Monday, 23 June 2014

All about Fiscal Deficit

Definition of 'Fiscal DeficitWhen a government's total expenditures exceed the revenue that it generates (excluding money from borrowings).


Now let us understand what Revenues and expenditures are :

Every family needs to plan their budget so that they don’t go in to the deficit trap. In ideal conditions revenues should always exceed the expenditures.

How revenues are generated:
Tax Revenues: These are those revenues that are generated through the taxes levied on public such as Income Tax, Corporate Tax, Wealth Tax, Fringe benefit taxes (these all are direct taxes i.e. levied on the individual directly), there are some other taxes which in turn are sources of govt. revenues such as, VAT, custom duty, excise duty, service tax (these are types of indirect taxes).
Grants and aids: India enjoys a special love of nature resulting in floods, droughts, lovely Tsunamis (lol), cyclones etc etc etc… So India gets different Grants and Aids from the World banks, ADBs, big boy US, or anybody who wishes to help.

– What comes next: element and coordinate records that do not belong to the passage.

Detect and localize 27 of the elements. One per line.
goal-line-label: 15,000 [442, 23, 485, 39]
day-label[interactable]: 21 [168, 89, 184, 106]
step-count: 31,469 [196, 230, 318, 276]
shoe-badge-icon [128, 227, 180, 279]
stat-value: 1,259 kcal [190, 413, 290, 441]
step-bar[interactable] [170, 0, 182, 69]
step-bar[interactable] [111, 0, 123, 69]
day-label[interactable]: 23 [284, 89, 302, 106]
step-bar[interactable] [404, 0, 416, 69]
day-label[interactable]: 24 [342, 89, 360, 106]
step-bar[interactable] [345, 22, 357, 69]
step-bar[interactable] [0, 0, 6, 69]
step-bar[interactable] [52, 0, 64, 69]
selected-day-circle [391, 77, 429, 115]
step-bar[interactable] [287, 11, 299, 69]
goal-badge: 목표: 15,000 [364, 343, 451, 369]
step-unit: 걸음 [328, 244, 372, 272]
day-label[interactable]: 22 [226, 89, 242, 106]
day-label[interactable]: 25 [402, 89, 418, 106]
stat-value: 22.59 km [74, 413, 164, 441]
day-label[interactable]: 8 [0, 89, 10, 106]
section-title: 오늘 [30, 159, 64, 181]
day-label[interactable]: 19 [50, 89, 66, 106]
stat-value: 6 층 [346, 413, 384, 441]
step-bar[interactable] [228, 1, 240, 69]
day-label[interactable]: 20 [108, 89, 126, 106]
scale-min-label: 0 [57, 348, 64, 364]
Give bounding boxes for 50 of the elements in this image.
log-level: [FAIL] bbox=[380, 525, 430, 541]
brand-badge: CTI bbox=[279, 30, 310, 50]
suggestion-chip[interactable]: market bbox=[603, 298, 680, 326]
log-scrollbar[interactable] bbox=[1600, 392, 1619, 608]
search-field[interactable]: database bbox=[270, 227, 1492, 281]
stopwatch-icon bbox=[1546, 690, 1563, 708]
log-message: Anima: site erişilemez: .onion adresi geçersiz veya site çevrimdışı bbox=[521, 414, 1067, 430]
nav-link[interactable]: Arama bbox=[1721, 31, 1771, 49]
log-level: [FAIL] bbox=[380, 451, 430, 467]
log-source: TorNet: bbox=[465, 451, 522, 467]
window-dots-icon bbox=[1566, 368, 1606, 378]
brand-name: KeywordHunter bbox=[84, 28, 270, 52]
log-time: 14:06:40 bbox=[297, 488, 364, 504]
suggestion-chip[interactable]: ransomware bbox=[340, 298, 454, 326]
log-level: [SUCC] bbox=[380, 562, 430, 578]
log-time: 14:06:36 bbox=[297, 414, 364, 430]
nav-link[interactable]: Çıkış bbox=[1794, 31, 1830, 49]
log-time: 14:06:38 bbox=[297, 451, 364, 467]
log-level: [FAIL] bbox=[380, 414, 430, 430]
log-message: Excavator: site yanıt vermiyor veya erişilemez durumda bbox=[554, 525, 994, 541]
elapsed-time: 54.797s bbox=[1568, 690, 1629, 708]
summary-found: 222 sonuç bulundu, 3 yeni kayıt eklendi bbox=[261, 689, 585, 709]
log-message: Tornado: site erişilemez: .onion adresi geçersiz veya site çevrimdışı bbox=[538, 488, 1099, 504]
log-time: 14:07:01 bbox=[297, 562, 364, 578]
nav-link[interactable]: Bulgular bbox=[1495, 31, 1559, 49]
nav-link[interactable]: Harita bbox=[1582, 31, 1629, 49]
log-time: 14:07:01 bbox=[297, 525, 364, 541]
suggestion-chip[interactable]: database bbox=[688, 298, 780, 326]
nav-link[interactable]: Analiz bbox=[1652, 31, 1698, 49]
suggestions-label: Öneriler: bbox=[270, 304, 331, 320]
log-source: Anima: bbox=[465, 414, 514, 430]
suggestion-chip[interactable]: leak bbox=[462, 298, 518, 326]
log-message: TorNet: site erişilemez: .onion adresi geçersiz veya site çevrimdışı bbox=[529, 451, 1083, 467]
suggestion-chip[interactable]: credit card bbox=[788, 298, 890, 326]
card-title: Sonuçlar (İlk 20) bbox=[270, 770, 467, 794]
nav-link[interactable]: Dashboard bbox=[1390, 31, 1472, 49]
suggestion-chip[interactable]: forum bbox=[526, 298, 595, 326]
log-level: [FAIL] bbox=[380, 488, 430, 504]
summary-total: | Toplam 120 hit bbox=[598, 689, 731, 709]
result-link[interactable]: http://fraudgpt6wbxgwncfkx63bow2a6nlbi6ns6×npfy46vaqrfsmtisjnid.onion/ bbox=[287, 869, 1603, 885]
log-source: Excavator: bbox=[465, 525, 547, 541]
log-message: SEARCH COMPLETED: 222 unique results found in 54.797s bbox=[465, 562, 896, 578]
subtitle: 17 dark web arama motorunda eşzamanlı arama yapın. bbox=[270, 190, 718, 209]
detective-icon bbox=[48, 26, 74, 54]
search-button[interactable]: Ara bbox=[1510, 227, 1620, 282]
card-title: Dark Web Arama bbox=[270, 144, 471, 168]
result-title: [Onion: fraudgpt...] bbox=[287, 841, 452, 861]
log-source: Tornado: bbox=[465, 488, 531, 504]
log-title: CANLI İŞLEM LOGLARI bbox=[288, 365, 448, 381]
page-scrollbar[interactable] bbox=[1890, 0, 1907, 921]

Fines and Penalties: remember that traffic walle bhaiya, sometimes he refuses your chai paani k lie lelo help, All those times the income goes in to govt’s pockets.

Expenditures:
As India is a developing country here Ameer is more Ameer and Gareeb is more Gareeb concepts follow so Govt. has to spend on the different Rajiv Gandhis, Mahatma Gandhis and Pradhan mantris scheme(MNERGA,JNNURAM,PDS schemes etc..).

India is lucky with some peaceful neighbors in the vicinity so India has to spend a chunk of revenues for Defense (Unplanned expenditure).

FRBM Act(Fiscal Responsibility and Budget Management act):
As per the target, revenue deficit, which is revenue expenditure minus revenue receipts, have to be reduced to nil in five years beginning 2004-05. Each year, the government is required to reduce the revenue deficit by 0.5% of the GDP.

How Fiscal Deficit is harmful-

Debt Trap-Fiscal deficit is a type of Debt trap, It creates a deficit which can be filled by extra borrowings or increased taxes creating burden on economy or extra debt

Inflation- The money released by the govt. for different schemes never reaches to the needy and is transferred to the pockets of middlemen who can now buy a new merc or chunks of gold which leads to inflation.

Black money- Now the money that is with the bribe masters cannot be in India because of Income tax officials’ fear so they are transferred to Tax heavens i.e. so called Swiss Banks, this create a shortfall of Taxes in India creating a poor Tax collection.
How Fiscal Deficit is not harmful-

Fiscal deficit occurs when govt. spends more in the fiscal year as compared to the revenues generated in the period, If all that Yojanas mentioned earlier turnout to be a success will create more employment, better health of the people, better infrastructure and will eventually leads to a prosperous economy, that will help to curb the Financial Deficit in the coming years.